LoSchiavo was particularly proud of the new website, which had a soft launch about eight months ago. The new website includes resources like a comprehensive list of public and private organizations tasked with helping businesses.
“Things like SBA as well as resources that we have through the New York Public Library that merchants may not know exists,” LoSchiavo said. “So we will have a full sort of rollout of our website in FY 24.”
The Lower East Side Partnership also reaches out to the business community once a month to let them know about available services like free marketing.
LoSchiavo shared that their community content coordinator, Dustin Niles, meets with merchants to create business features, which are then shared on the Lower East Side Partnership’s social media accounts like Instagram and in email blasts.
“The place that we are right now with technology and social media is that so many people have it in their pockets, and it’s part of what they have to do when they own and operate a business,” LoSchiavo said. “We’d like to sort of augment that and, you know, really put it out to the Lower East Side at large.”
One of the many free community programs hosted at Essex Market is Fresh Bites, a free nutrition-based cooking demonstration. Essex Kitchen’s program manager, Lily Chin, hosts the classes on Tuesdays and Thursdays from 10 a.m. to 11 a.m. in Cantonese-English and Spanish-English, respectively, at Essex Market. She also gives a second class on Tuesdays from 11 a.m. to Noon in Chinese only.
Chin explained the classes are aimed at seniors on a tight budget. The program aligns with the Lower East Side Partnership’s mission to support low to moderate-income residents.
“We do easy, cheap recipes, vegetable-focused, typically within an hour or under an hour of cooking, and [the vegetables] are seasonal,” Chin explained.

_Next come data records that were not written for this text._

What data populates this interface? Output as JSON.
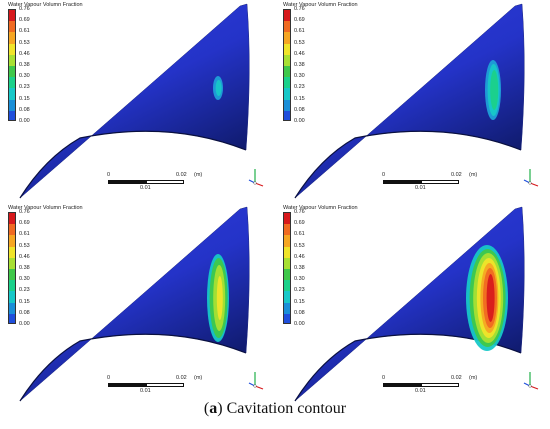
{
  "panels": [
    {
      "legend_title": "Water Vapour Volumn Fraction",
      "ticks": [
        "0.76",
        "0.69",
        "0.61",
        "0.53",
        "0.46",
        "0.38",
        "0.30",
        "0.23",
        "0.15",
        "0.08",
        "0.00"
      ],
      "scale": {
        "zero": "0",
        "max": "0.02",
        "unit": "(m)",
        "mid": "0.01"
      },
      "cavity_level": 1
    },
    {
      "legend_title": "Water Vapour Volumn Fraction",
      "ticks": [
        "0.76",
        "0.69",
        "0.61",
        "0.53",
        "0.46",
        "0.38",
        "0.30",
        "0.23",
        "0.15",
        "0.08",
        "0.00"
      ],
      "scale": {
        "zero": "0",
        "max": "0.02",
        "unit": "(m)",
        "mid": "0.01"
      },
      "cavity_level": 2
    },
    {
      "legend_title": "Water Vapour Volumn Fraction",
      "ticks": [
        "0.76",
        "0.69",
        "0.61",
        "0.53",
        "0.46",
        "0.38",
        "0.30",
        "0.23",
        "0.15",
        "0.08",
        "0.00"
      ],
      "scale": {
        "zero": "0",
        "max": "0.02",
        "unit": "(m)",
        "mid": "0.01"
      },
      "cavity_level": 3
    },
    {
      "legend_title": "Water Vapour Volumn Fraction",
      "ticks": [
        "0.76",
        "0.69",
        "0.61",
        "0.53",
        "0.46",
        "0.38",
        "0.30",
        "0.23",
        "0.15",
        "0.08",
        "0.00"
      ],
      "scale": {
        "zero": "0",
        "max": "0.02",
        "unit": "(m)",
        "mid": "0.01"
      },
      "cavity_level": 4
    }
  ],
  "legend_colors": [
    "#d7191c",
    "#f06a22",
    "#f6a623",
    "#f0e42a",
    "#a8e033",
    "#3fc84a",
    "#1bd18a",
    "#17c8c8",
    "#1a8fd8",
    "#1f4fdc",
    "#2a2ad0"
  ],
  "caption": {
    "label": "a",
    "text": " Cavitation contour"
  }
}
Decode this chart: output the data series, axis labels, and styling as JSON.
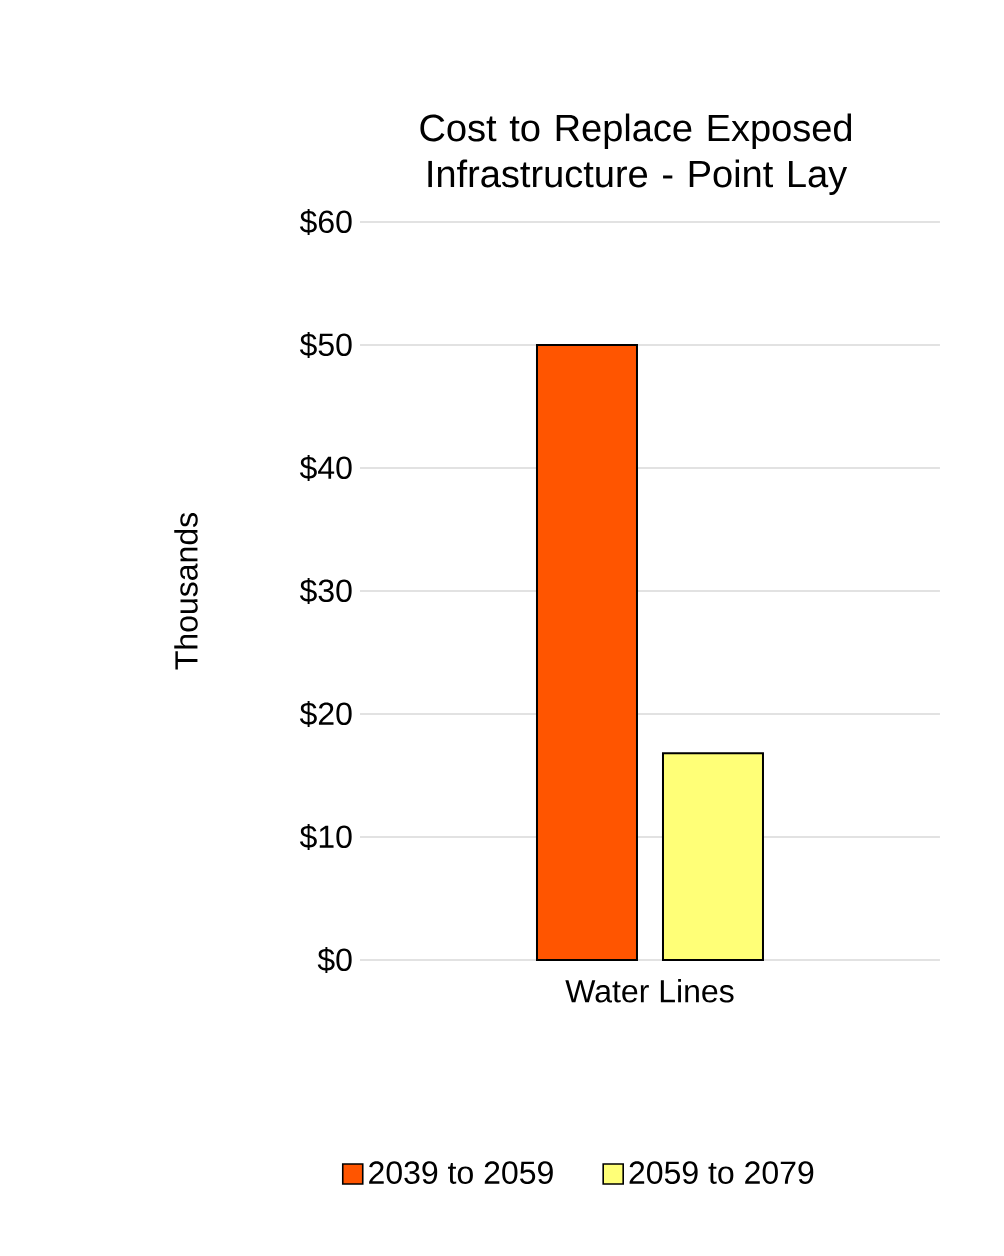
{
  "chart_data": {
    "type": "bar",
    "title": "Cost to Replace Exposed Infrastructure - Point Lay",
    "ylabel": "Thousands",
    "categories": [
      "Water Lines"
    ],
    "series": [
      {
        "name": "2039 to 2059",
        "color": "#ff5500",
        "values": [
          50
        ]
      },
      {
        "name": "2059 to 2079",
        "color": "#ffff77",
        "values": [
          16.8
        ]
      }
    ],
    "ylim": [
      0,
      60
    ],
    "yticks": [
      {
        "value": 0,
        "label": "$0"
      },
      {
        "value": 10,
        "label": "$10"
      },
      {
        "value": 20,
        "label": "$20"
      },
      {
        "value": 30,
        "label": "$30"
      },
      {
        "value": 40,
        "label": "$40"
      },
      {
        "value": 50,
        "label": "$50"
      },
      {
        "value": 60,
        "label": "$60"
      }
    ],
    "grid": "y",
    "legend": "bottom"
  }
}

Participants get to sample the food, complete a survey, and receive a $2 coupon to buy fresh fruit and vegetables at the Essex Market grocery stores.
Some exciting events are in store for the upcoming Halloween and holiday season.
On Oct. 29, Essex Market hosts a Halloween Harvest from 11 a.m. to 3 p.m., including pumpkin carving and “New York City’s Greatest Trick-or-Treat Parade” led by brass band Stoop Kidz at Noon.
Leading up to Thanksgiving, Essex Market hosts Thanksgiving cooking classes, and Santa Claus makes an early visit to the festively decorated Essex Market on Dec. 10 for the holiday season.